Maximus would have been enough to make this a wonderful film.  But we also have the soundtrack.  After Alan Menken received 3 Oscar nominations for Best Original Song for Tangled in 2007 (the second time he had done that feat), the Academy changed the rules, determining that no more than two songs from a film could be nominated.  So, to make things easier, Menken only submitted one song from Tangled.  That song was “I See the Light”, which would probably be the best song from a Disney animated film since “The Circle of Life” in The Lion King, if not for one thing.  It’s only the second best song in the film, behind the wonderful, enchanting, funny “I Have a Dream”, which inspires a tavern full of outlaws to help Rapunzel.  The Academy gave Best Original Song to “We Belong Together”, a very good Randy Newman song from Toy Story 3, but the award belonged to Menken.  Ironically, Newman complained about the fact that the Academy only nominated four songs; had Menken submitted the other songs, he almost certainly would have picked up another nomination.  And to top it off, a third song, “When Will My Life Begin” also earns a Nighthawk nomination (I have no two song limit).

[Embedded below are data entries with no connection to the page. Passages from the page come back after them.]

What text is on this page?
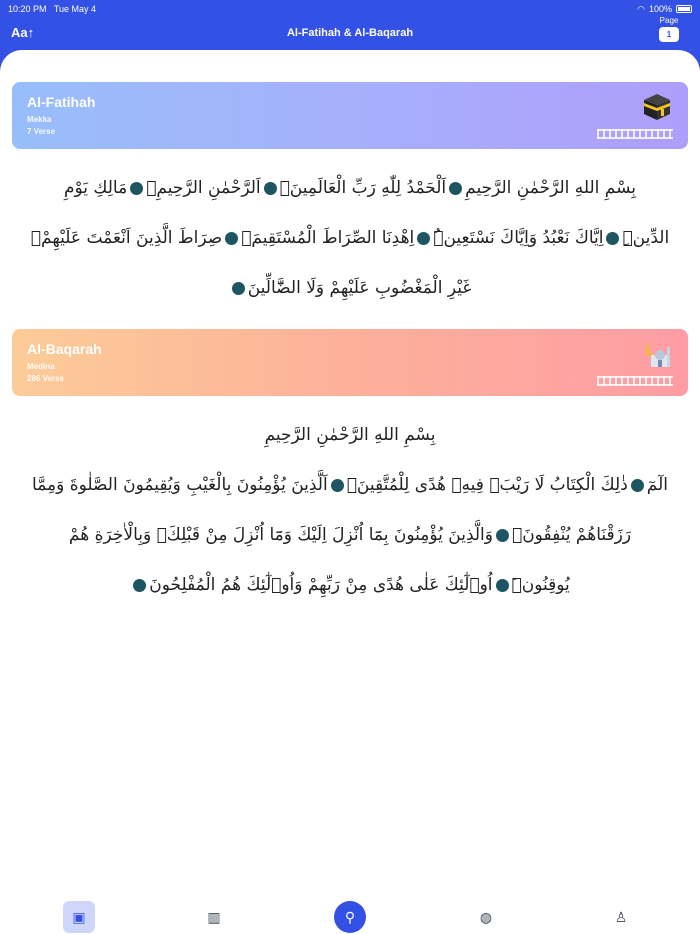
10:20 PM Tue May 4	◠ 100%
Aa↑	Al-Fatihah & Al-Baqarah
Page
1
Al-Fatihah
Mekka
7 Verse
بِسْمِ اللهِ الرَّحْمٰنِ الرَّحِيمِاَلْحَمْدُ لِلّٰهِ رَبِّ الْعَالَمِينَۙاَلرَّحْمٰنِ الرَّحِيمِۙمَالِكِ يَوْمِ
الدِّينِۜاِيَّاكَ نَعْبُدُ وَاِيَّاكَ نَسْتَعِينُۜاِهْدِنَا الصِّرَاطَ الْمُسْتَقِيمَۙصِرَاطَ الَّذِينَ اَنْعَمْتَ عَلَيْهِمْۙ
غَيْرِ الْمَغْضُوبِ عَلَيْهِمْ وَلَا الضَّٓالِّينَ
Al-Baqarah
Medina
286 Verse
بِسْمِ اللهِ الرَّحْمٰنِ الرَّحِيمِ
الٓمٓذٰلِكَ الْكِتَابُ لَا رَيْبَۚ فِيهِۚ هُدًى لِلْمُتَّقِينَۙاَلَّذِينَ يُؤْمِنُونَ بِالْغَيْبِ وَيُقِيمُونَ الصَّلٰوةَ وَمِمَّا
رَزَقْنَاهُمْ يُنْفِقُونَۙوَالَّذِينَ يُؤْمِنُونَ بِمَٓا اُنْزِلَ اِلَيْكَ وَمَٓا اُنْزِلَ مِنْ قَبْلِكَۚ وَبِالْاٰخِرَةِ هُمْ
يُوقِنُونَۜاُو۬لٰٓئِكَ عَلٰى هُدًى مِنْ رَبِّهِمْ وَاُو۬لٰٓئِكَ هُمُ الْمُفْلِحُونَ
▣	▥	⚲	◍	♙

In the end, Tangled didn’t get exactly screwed.  It’s an Oscar nominee and received 3 nominations for Best Animated Film.  But for a film of this caliber, a film that instantly becomes a Disney classic, on a level with its best films, with a wonderful soundtrack (their best in at least 16 years) to not get nominated at the Oscars, to lose out on the Oscar for Best Original Song, to make less money at the box office than a lackluster fourth Shrek installment (when they should have stopped at two) is just wrong.  Too many people either didn’t see it or didn’t appreciate it.  If you’re in the former, then see it, because it’s great for all ages.  If you’re in the latter, I can’t help you.